India: Tata Steel to sell SE Asia ops to China’s HBIS Group for $327m

Chongqing Steel
Photo: Reuters

Tata Steel today announced that it is selling the bulk of its interest in its South East Asian steel operations to China’s HBIS group for cash consideration of $327 million while retaining 30% equity interest in the operations. The definitive agreements were signed in Beijing on Monday and the deal is expected to close in 2-3 months, Tata Steel’s management said.

A press note from the company said that TS Global Holdings Pte. Ltd. (“TSGH”) (an indirect wholly owned subsidiary of Tata Steel Ltd.) has executed definitive agreements with an HBIS Group Co-controlled entity to divest its entire equity stake in NatSteel Holdings Pte. Ltd. and Tata Steel (Thailand). “As per the agreement, the divestment will be made to a company in which 70% equity shares will be held by an entity controlled by HBIS and 30% will be held by TSGH.”

NatSteel Holdings reported revenue of ₹5,181 crore in FY18 and has a net worth of ₹1,039 crore. Tata Steel Thailand reported revenue of ₹4,361 crore in FY18 while its net worth was ₹1,303 crore as of March 2018.

Chinese state-owned HBIS Group is amongst the largest steel makers in the world and is a leading player in China’s home appliance and automotive steel industries, and supplies steel for nuclear power, marine engineering, bridges and construction. It has revenues in excess of $40 billion and total assets exceeding $50 billion.

In a conference call with journalists, TV Narendran, MD and CEO of Tata Steel, said that the group had been in talks with HBIS for the last few months. “Our experience in SE Asia and their aspirations in this geography make this a good partnership,” he said. “HBIS was keen to build partnership with Tata Steel and we believed we could optimise value by divesting and taking advantage of any upside over the next three years… We have a commercial relationship with HBIS and we want larger cooperation in many other areas, this is a good starting point.”

Koushik Chatterjee, CFO, Tata Steel, explained that the transaction has been valued at 1.5 times the book value of the assets. “The enterprise value is about $685 million, which includes about $535 million of combined equity as a business and $150 million of debt.

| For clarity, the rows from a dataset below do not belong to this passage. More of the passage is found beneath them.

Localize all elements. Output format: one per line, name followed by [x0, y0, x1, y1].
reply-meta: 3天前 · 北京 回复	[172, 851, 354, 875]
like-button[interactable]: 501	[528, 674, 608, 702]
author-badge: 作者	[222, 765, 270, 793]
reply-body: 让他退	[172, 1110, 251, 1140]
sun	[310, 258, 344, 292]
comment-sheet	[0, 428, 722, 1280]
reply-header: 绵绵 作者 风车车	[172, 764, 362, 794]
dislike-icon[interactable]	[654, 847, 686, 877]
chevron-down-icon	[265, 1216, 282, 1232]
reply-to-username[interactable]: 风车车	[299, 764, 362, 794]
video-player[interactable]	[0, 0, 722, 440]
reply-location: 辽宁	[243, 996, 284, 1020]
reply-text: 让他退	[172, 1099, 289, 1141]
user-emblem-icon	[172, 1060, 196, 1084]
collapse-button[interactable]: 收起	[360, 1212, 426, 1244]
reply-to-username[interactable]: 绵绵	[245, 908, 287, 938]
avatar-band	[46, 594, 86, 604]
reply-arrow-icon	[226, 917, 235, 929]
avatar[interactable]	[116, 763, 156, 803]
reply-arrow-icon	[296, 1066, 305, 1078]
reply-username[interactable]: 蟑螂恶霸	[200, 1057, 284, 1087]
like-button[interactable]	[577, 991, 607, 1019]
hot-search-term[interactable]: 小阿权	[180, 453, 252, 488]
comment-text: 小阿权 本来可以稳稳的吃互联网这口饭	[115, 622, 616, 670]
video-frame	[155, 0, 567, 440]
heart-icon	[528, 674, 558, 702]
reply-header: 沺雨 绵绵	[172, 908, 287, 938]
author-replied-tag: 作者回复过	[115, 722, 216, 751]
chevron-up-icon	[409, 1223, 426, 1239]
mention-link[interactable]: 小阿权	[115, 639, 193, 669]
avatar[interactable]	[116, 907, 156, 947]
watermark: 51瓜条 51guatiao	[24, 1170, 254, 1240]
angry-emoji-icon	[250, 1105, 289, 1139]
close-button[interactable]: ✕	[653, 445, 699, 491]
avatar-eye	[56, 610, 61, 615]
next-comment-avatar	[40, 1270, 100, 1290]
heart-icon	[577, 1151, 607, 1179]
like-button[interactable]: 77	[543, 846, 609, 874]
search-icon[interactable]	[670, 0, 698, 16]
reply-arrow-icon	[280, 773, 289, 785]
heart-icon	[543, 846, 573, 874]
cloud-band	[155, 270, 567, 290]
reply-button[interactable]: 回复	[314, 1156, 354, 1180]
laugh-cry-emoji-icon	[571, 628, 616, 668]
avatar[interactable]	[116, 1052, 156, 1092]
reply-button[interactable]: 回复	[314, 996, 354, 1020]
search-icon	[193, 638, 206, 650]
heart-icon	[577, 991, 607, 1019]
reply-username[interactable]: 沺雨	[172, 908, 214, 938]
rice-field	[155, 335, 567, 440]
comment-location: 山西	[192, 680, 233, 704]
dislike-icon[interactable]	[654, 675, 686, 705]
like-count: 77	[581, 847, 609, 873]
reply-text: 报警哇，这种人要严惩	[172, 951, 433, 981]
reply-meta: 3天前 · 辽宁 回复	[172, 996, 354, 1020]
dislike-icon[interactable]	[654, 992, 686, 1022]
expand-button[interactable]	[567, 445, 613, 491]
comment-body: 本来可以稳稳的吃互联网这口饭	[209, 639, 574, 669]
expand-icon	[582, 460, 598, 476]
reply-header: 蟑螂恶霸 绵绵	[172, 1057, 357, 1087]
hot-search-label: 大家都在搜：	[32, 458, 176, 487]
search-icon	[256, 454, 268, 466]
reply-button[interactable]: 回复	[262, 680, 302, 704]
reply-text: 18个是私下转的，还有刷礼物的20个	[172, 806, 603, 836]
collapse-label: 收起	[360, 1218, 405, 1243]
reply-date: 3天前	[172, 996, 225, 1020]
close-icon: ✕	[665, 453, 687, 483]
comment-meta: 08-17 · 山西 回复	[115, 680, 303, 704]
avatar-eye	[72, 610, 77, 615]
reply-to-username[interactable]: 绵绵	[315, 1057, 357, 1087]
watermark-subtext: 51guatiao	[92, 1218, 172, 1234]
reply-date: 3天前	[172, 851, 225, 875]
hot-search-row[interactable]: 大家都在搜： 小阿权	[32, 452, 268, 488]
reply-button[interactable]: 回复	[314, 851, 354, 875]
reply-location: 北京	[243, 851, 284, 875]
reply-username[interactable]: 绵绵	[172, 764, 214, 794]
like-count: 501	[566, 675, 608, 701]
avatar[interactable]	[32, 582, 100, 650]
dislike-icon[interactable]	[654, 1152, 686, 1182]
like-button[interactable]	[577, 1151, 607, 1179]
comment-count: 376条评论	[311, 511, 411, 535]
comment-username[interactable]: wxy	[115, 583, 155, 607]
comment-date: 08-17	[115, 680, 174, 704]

What we get for our share in the business is $327 million plus if there are any adjustments at the closing level. Because of this transaction, there will be some deconsolidation of debt at the group level.”

The transaction is part of Tata Steel’s strategy to offload its marginal assets globally and find partners for its more significant international businesses. The company is also in the process of finalising a JV with with Thyssenkrupp which will house its European operations and place it on a stronger footing. “India allows us a lot of growth opportunities and we want to focus on India from a growth point of view,” Narendran said. “In other geographies, we want to create structurally strong enterprises that can stand on their own so that the parent can focus its capital on growing the India business.”